I'm afraid that some prospective readers who use the "Look Inside" feature may go no further. The author makes the mistake of starting the book with a bunch of pictures and information about local schools that is of no possible interest to anyone but another local. The picture of him and his parents should stay and the rest should be eliminated or moved to the back of the book.
Once he gets into telling his stories, it's up and down, but mostly up. He reminds us that he's not a professional writer and warns us not to expect Hemingway or Dickens. Unfortunately, he starts out trying to channel those two sad souls by including lots of fancy description and ambiance. When he does that, the book drags. But when he gets caught up in his memories and forgets that he's writing a book, he tells his stories with simple gusto and they are delightful. He's a story-teller, not a writer, and being a good story-teller is all you need for a great memoir.
He has an impressive talent for capturing the mindset of a child, which is difficult for an adult to do. Children don't THINK like adults and few of us can express how we felt as children, even if we can remember. When this man tells his stories, he tells them from the point of view of a child to whom the adult world is a complete mystery and (basically) one not worth worrying about. No matter how involved parents are, the secret lives of little boys operate under the radar. This was especially true back in the days when there was no need for the term "free-range children." There were no other kind.
I was fascinated by the similarities of this author's childhood to mine and the differences. I don't remember the days when radio was King. Television was always in my life. His stories of life without a car, central heating, or electric appliances sound more like life in the 1920's and 1930's than the 1950's I remember. Perhaps it's simply that Canada was slower to recover from the economic hardships of WWII than the U.S. Or perhaps his father (a recent arrival from Croatia) and his mother (from a large farm family) didn't consider those things important or obtainable.
He was that rarest of all creatures for the time - an Only Child. Singletons were both pitied and envied by those of us who grew up in typically large Baby Boomer families. But males form into "gangs" as naturally as water forms into puddles. His stories of the unremitting, mindless warfare with boys from nearby neighborhoods will resonate with anyone who's ever been a boy or known one. Give a little girl a stick and she draws with it or stirs imaginary soup or cradles it like a baby. Give a little boy a stick and he aims and shoots. Human nature.
I wish he had fleshed out the parts about his parents and their relationship. He hints that there was violence, but leaves the reader uncertain as to what really happened. Was his father's happy-go-lucky persona only for the outside world? Did his mother suffer from depression that kept her from enjoying life and her son and husband? It's never made clear and I wonder why. His parents must be long-since dead and he has no siblings to offend.

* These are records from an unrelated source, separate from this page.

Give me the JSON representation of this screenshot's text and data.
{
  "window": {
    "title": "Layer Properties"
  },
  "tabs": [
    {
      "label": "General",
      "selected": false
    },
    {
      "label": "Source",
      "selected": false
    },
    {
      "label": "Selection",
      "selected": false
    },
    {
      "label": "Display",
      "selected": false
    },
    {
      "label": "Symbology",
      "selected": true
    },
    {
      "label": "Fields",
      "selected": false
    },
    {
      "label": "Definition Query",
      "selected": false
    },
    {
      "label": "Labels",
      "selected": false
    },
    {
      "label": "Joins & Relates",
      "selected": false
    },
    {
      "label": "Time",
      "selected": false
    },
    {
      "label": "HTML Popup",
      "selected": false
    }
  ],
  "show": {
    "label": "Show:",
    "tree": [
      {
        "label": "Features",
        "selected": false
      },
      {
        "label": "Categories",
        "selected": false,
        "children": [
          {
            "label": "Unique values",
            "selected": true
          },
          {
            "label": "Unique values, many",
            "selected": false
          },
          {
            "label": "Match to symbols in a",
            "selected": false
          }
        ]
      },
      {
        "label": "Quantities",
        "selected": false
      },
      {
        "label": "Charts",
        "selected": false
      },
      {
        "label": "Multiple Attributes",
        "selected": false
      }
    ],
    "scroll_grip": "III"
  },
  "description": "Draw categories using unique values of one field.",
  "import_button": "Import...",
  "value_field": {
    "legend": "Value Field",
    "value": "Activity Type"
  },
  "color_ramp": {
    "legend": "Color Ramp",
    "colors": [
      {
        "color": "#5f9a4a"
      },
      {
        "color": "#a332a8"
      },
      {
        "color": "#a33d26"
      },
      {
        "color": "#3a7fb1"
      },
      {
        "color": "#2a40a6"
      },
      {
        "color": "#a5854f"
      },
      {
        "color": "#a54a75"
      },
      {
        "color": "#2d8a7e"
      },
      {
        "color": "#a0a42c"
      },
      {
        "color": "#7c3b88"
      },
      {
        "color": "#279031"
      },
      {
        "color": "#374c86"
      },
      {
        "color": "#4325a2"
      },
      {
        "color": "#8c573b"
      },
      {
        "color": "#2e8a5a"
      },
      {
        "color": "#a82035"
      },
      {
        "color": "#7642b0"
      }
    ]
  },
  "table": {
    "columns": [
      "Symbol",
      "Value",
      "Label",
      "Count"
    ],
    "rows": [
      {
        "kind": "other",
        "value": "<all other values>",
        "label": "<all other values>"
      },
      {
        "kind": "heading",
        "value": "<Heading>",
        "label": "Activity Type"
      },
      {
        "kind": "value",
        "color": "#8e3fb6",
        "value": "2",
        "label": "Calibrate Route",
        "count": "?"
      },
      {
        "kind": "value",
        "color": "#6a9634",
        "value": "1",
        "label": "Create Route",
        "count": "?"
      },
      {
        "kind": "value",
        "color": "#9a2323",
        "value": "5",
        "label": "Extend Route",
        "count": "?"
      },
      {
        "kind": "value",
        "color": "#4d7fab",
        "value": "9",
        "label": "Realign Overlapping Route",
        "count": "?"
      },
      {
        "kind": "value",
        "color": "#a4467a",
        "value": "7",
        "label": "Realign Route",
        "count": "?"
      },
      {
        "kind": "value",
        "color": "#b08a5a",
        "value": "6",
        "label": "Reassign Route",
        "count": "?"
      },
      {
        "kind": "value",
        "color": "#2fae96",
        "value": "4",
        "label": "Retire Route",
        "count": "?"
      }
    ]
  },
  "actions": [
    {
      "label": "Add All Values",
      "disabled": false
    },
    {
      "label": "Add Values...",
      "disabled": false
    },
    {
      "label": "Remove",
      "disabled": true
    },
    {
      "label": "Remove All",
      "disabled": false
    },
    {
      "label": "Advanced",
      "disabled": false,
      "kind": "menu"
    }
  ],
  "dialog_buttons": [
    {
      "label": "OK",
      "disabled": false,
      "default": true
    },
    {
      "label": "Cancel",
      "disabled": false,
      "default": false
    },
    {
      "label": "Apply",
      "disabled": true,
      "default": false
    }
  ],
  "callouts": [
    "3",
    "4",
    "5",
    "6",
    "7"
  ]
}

There's repetition and some parts read as though they were written separately (for a local magazine?) and then stuck in the book. I think it would benefit from being more severely edited. It's still a fine read for those of us who love to peek into the lives of others. I don't agree with the author's view that everything was better when we were young. Things have changed - some for better and some for worse. But little boys never change and this book is a sweet, funny look at the childhood of a man who went on to forge a successful, adventurous adult life for himself. And the story of his father's disastrous attempt to master the automobile is one of the funniest things I've ever read. I wouldn't have missed that one for the world.
The flow of the plot is as authentic right as it was back in the 40's in Canada.
It's only when you feel it in your heart, you know you're holding a good one in your hands.
Reminisce of old and familiar whereabouts flood me due to the magnificent descriptive way of the author. I felt a real member of the community, hearing the stories first hand from the peddler in the market.
This one is a real gem, shining to me from top of the list of all other purchases I made here on Amazon.